What a brutally honest story. I was terrified that it would end unhappily. I am glad your suffering ended so well. You and your hero of a son have helped many people know that there is always hope for change. Many people need this story and the hope it gives.
Kristina Riggle says:
Powerful
Beautiful, painful, uplifting. Thank you for writing this.
Jacquelyn Mitchard says:
My guy
thank you so much.
Jackie
rebecca kaminsky says:
thank you
I really appreciate this essay, it gives me hope.
Rob Allegretti says:
Good Story
It's very personal, and emotional, but it's all true. As the son mentioned in the story it's hard to hear how badly people thought of me. I can only hope to improve as I go on.

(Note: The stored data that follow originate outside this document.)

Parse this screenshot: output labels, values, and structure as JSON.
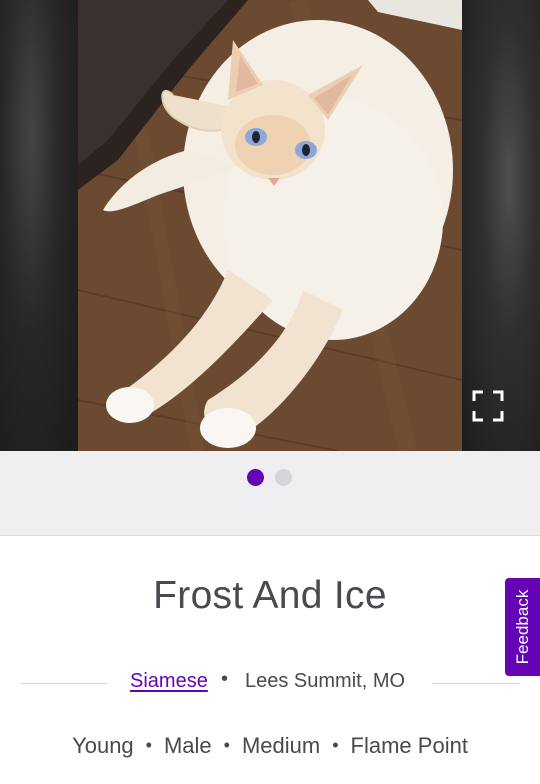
{
  "carousel": {
    "slide_count": 2,
    "active_slide": 1,
    "expand_icon": "expand-icon"
  },
  "pet": {
    "name": "Frost And Ice",
    "breed": "Siamese",
    "location": "Lees Summit, MO",
    "separator": "•",
    "attributes": [
      "Young",
      "Male",
      "Medium",
      "Flame Point"
    ]
  },
  "feedback": {
    "label": "Feedback"
  },
  "colors": {
    "accent": "#6504b5",
    "text": "#4d4751",
    "dots_bg": "#efeff1"
  }
}
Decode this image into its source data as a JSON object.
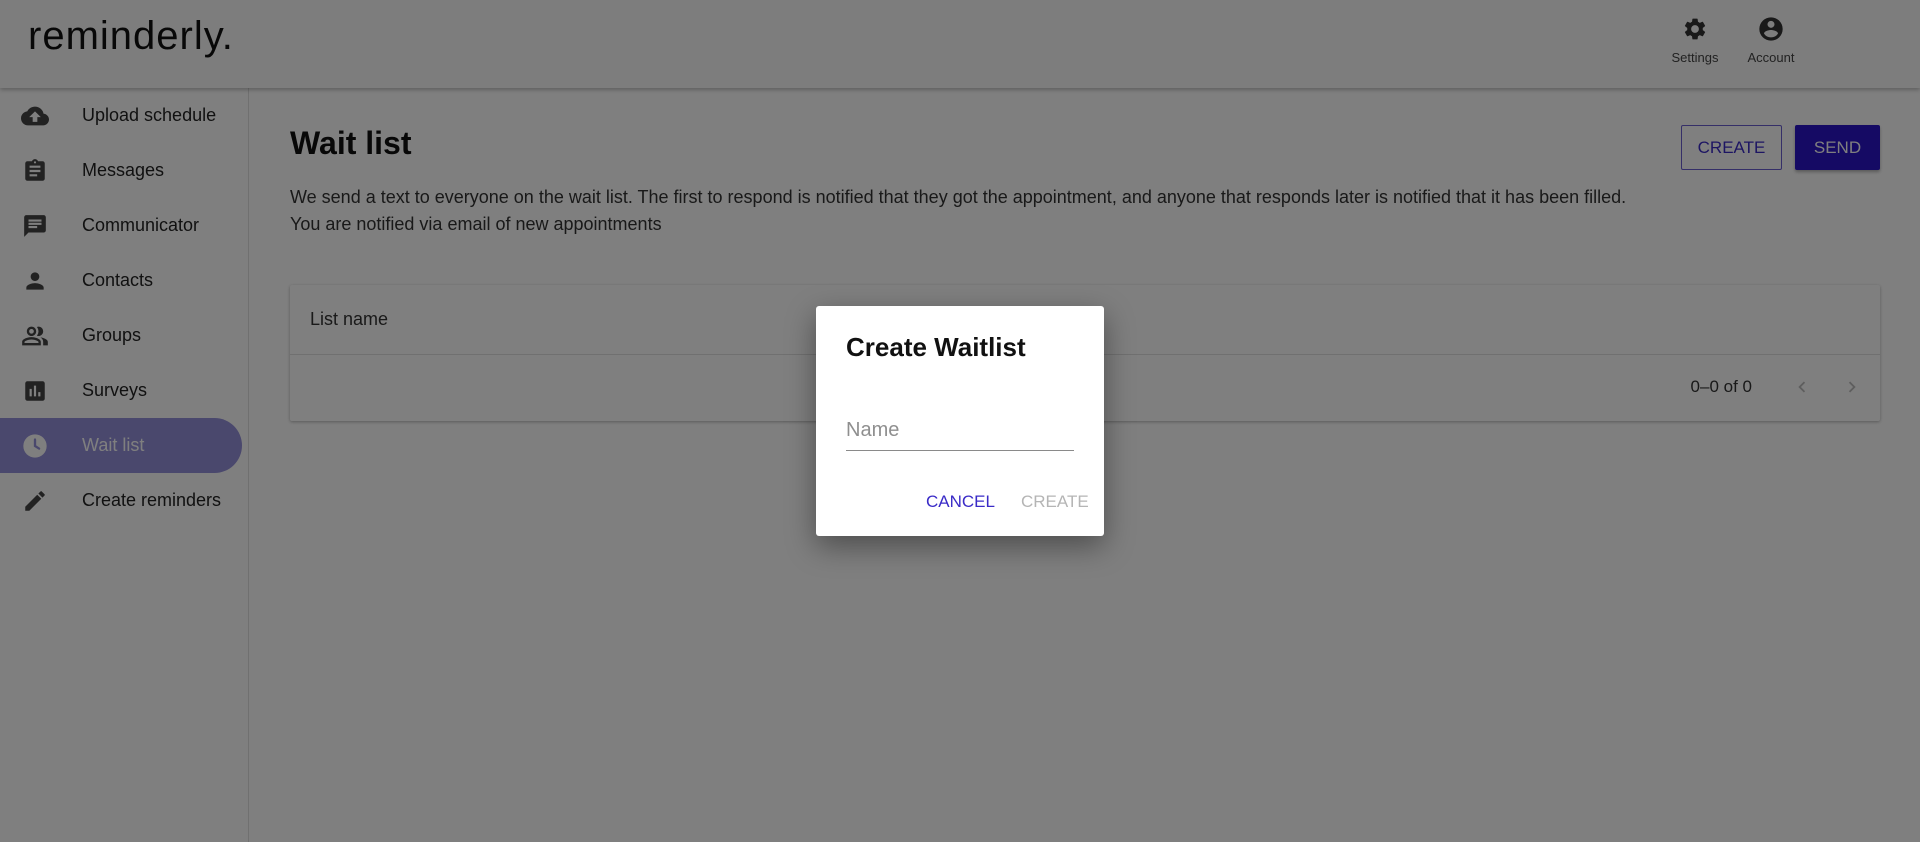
{
  "header": {
    "logo": "reminderly.",
    "actions": [
      {
        "label": "Settings",
        "icon": "gear-icon"
      },
      {
        "label": "Account",
        "icon": "account-circle-icon"
      }
    ]
  },
  "sidebar": {
    "items": [
      {
        "label": "Upload schedule",
        "icon": "cloud-upload-icon",
        "active": false
      },
      {
        "label": "Messages",
        "icon": "clipboard-icon",
        "active": false
      },
      {
        "label": "Communicator",
        "icon": "chat-icon",
        "active": false
      },
      {
        "label": "Contacts",
        "icon": "person-icon",
        "active": false
      },
      {
        "label": "Groups",
        "icon": "people-icon",
        "active": false
      },
      {
        "label": "Surveys",
        "icon": "bar-chart-icon",
        "active": false
      },
      {
        "label": "Wait list",
        "icon": "clock-icon",
        "active": true
      },
      {
        "label": "Create reminders",
        "icon": "pencil-icon",
        "active": false
      }
    ]
  },
  "main": {
    "title": "Wait list",
    "description": "We send a text to everyone on the wait list. The first to respond is notified that they got the appointment, and anyone that responds later is notified that it has been filled. You are notified via email of new appointments",
    "create_label": "CREATE",
    "send_label": "SEND",
    "table": {
      "columns": [
        "List name"
      ],
      "rows": [],
      "pagination": "0–0 of 0"
    }
  },
  "dialog": {
    "title": "Create Waitlist",
    "name_placeholder": "Name",
    "name_value": "",
    "cancel_label": "CANCEL",
    "create_label": "CREATE"
  },
  "colors": {
    "accent": "#2a14c8",
    "active_nav": "#9590db",
    "disabled_text": "#b5b5b5"
  }
}
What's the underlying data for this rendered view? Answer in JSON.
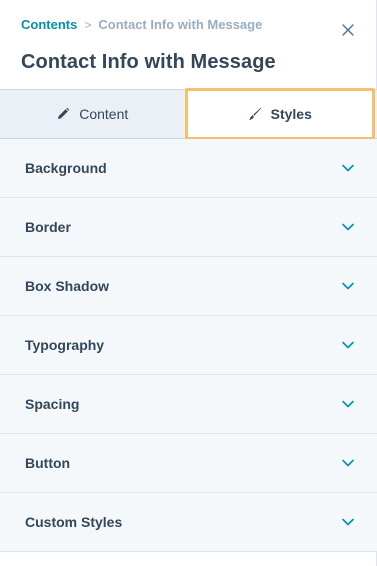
{
  "breadcrumb": {
    "root": "Contents",
    "separator": ">",
    "current": "Contact Info with Message"
  },
  "header": {
    "title": "Contact Info with Message",
    "close_icon": "close-icon"
  },
  "tabs": [
    {
      "label": "Content",
      "icon": "pencil-icon",
      "active": false
    },
    {
      "label": "Styles",
      "icon": "brush-icon",
      "active": true
    }
  ],
  "sections": [
    {
      "label": "Background"
    },
    {
      "label": "Border"
    },
    {
      "label": "Box Shadow"
    },
    {
      "label": "Typography"
    },
    {
      "label": "Spacing"
    },
    {
      "label": "Button"
    },
    {
      "label": "Custom Styles"
    }
  ],
  "colors": {
    "link": "#0091ae",
    "text": "#33475b",
    "muted": "#99acc2",
    "tab_bg": "#eaf0f6",
    "section_bg": "#f5f8fa",
    "highlight": "#f5c26b",
    "chevron": "#0091ae"
  }
}
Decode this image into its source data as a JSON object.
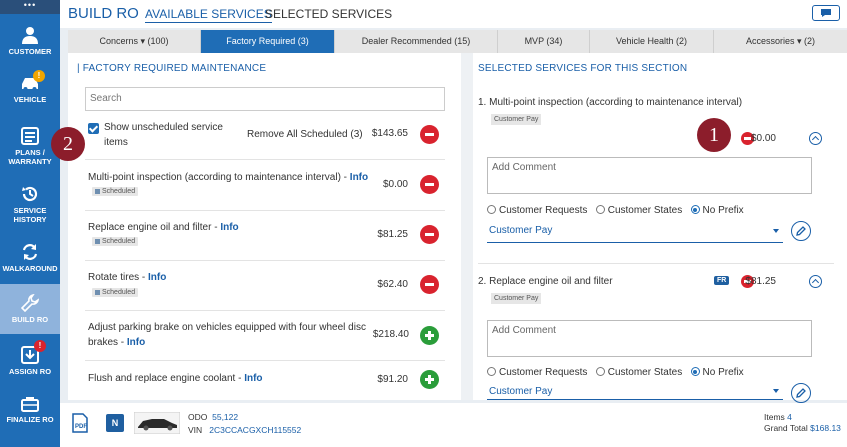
{
  "sidebar": {
    "top": "•••",
    "items": [
      {
        "label": "CUSTOMER"
      },
      {
        "label": "VEHICLE",
        "badge": "!"
      },
      {
        "label": "PLANS / WARRANTY"
      },
      {
        "label": "SERVICE HISTORY"
      },
      {
        "label": "WALKAROUND"
      },
      {
        "label": "BUILD RO"
      },
      {
        "label": "ASSIGN RO",
        "badge": "!"
      },
      {
        "label": "FINALIZE RO"
      }
    ]
  },
  "header": {
    "title": "BUILD RO",
    "tab_available": "AVAILABLE SERVICES",
    "tab_selected": "SELECTED SERVICES"
  },
  "tabs": [
    {
      "label": "Concerns ▾ (100)"
    },
    {
      "label": "Factory Required (3)"
    },
    {
      "label": "Dealer Recommended (15)"
    },
    {
      "label": "MVP (34)"
    },
    {
      "label": "Vehicle Health (2)"
    },
    {
      "label": "Accessories ▾ (2)"
    }
  ],
  "left_panel": {
    "title": "| FACTORY REQUIRED MAINTENANCE",
    "search_placeholder": "Search",
    "show_unscheduled": "Show unscheduled service items",
    "remove_all": "Remove All Scheduled (3)",
    "remove_all_price": "$143.65",
    "services": [
      {
        "name": "Multi-point inspection (according to maintenance interval) -",
        "info": "Info",
        "price": "$0.00",
        "tag": "Scheduled",
        "action": "remove"
      },
      {
        "name": "Replace engine oil and filter -",
        "info": "Info",
        "price": "$81.25",
        "tag": "Scheduled",
        "action": "remove"
      },
      {
        "name": "Rotate tires -",
        "info": "Info",
        "price": "$62.40",
        "tag": "Scheduled",
        "action": "remove"
      },
      {
        "name": "Adjust parking brake on vehicles equipped with four wheel disc brakes -",
        "info": "Info",
        "price": "$218.40",
        "tag": "",
        "action": "add"
      },
      {
        "name": "Flush and replace engine coolant -",
        "info": "Info",
        "price": "$91.20",
        "tag": "",
        "action": "add"
      }
    ]
  },
  "right_panel": {
    "title": "SELECTED SERVICES FOR THIS SECTION",
    "items": [
      {
        "title": "1.  Multi-point inspection (according to maintenance interval)",
        "pay_tag": "Customer Pay",
        "price": "$0.00",
        "comment_placeholder": "Add Comment",
        "radio_options": [
          "Customer Requests",
          "Customer States",
          "No Prefix"
        ],
        "pay_select": "Customer Pay"
      },
      {
        "title": "2.  Replace engine oil and filter",
        "badge": "FR",
        "pay_tag": "Customer Pay",
        "price": "$81.25",
        "comment_placeholder": "Add Comment",
        "radio_options": [
          "Customer Requests",
          "Customer States",
          "No Prefix"
        ],
        "pay_select": "Customer Pay"
      }
    ]
  },
  "callouts": [
    "1",
    "2"
  ],
  "footer": {
    "pdf": "PDF",
    "n_badge": "N",
    "odo_label": "ODO",
    "odo": "55,122",
    "vin_label": "VIN",
    "vin": "2C3CCACGXCH115552",
    "items_label": "Items",
    "items": "4",
    "grand_total_label": "Grand Total",
    "grand_total": "$168.13"
  },
  "colors": {
    "primary": "#1f6db6",
    "remove": "#d9232e",
    "add": "#2a9d3a",
    "callout": "#8c1d2b"
  }
}
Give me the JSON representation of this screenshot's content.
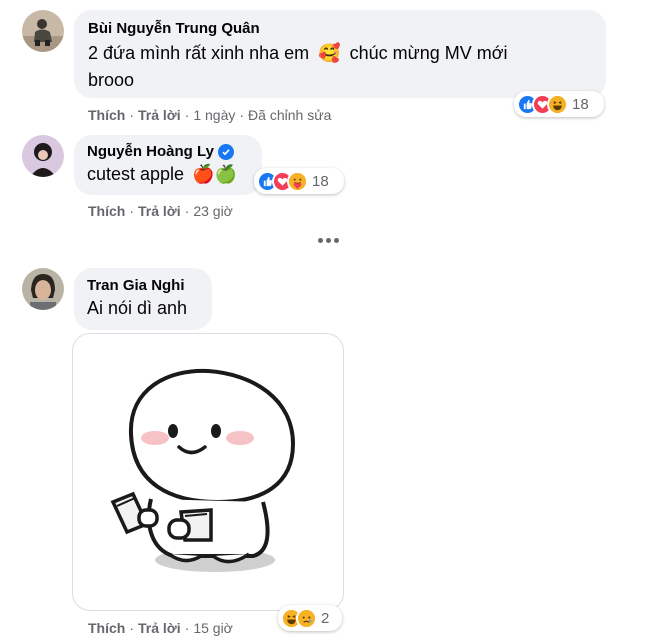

It's said that "If you're not a cynic, you're not paying attention". That's somewhat true, especially in this corrupt government, health care, Wall street bailout, oil profiteering, warmongering world. It's still important to be able to see the other, more hopeful side of things when it is absolutely necessary.
Jacquelyn Mitchard says:
Hi baby ....
Didn't expect this. Now you made me cry.
Mommy
Ryoma Collia-Suzuki says:
A random click on your blog
And my heart stopped as I read this. I applaud both of you, for your courage and love.
Thank you for sharing.
Andrea King Collier says:
You must know someone in my house
It made me take a deep breath and hope.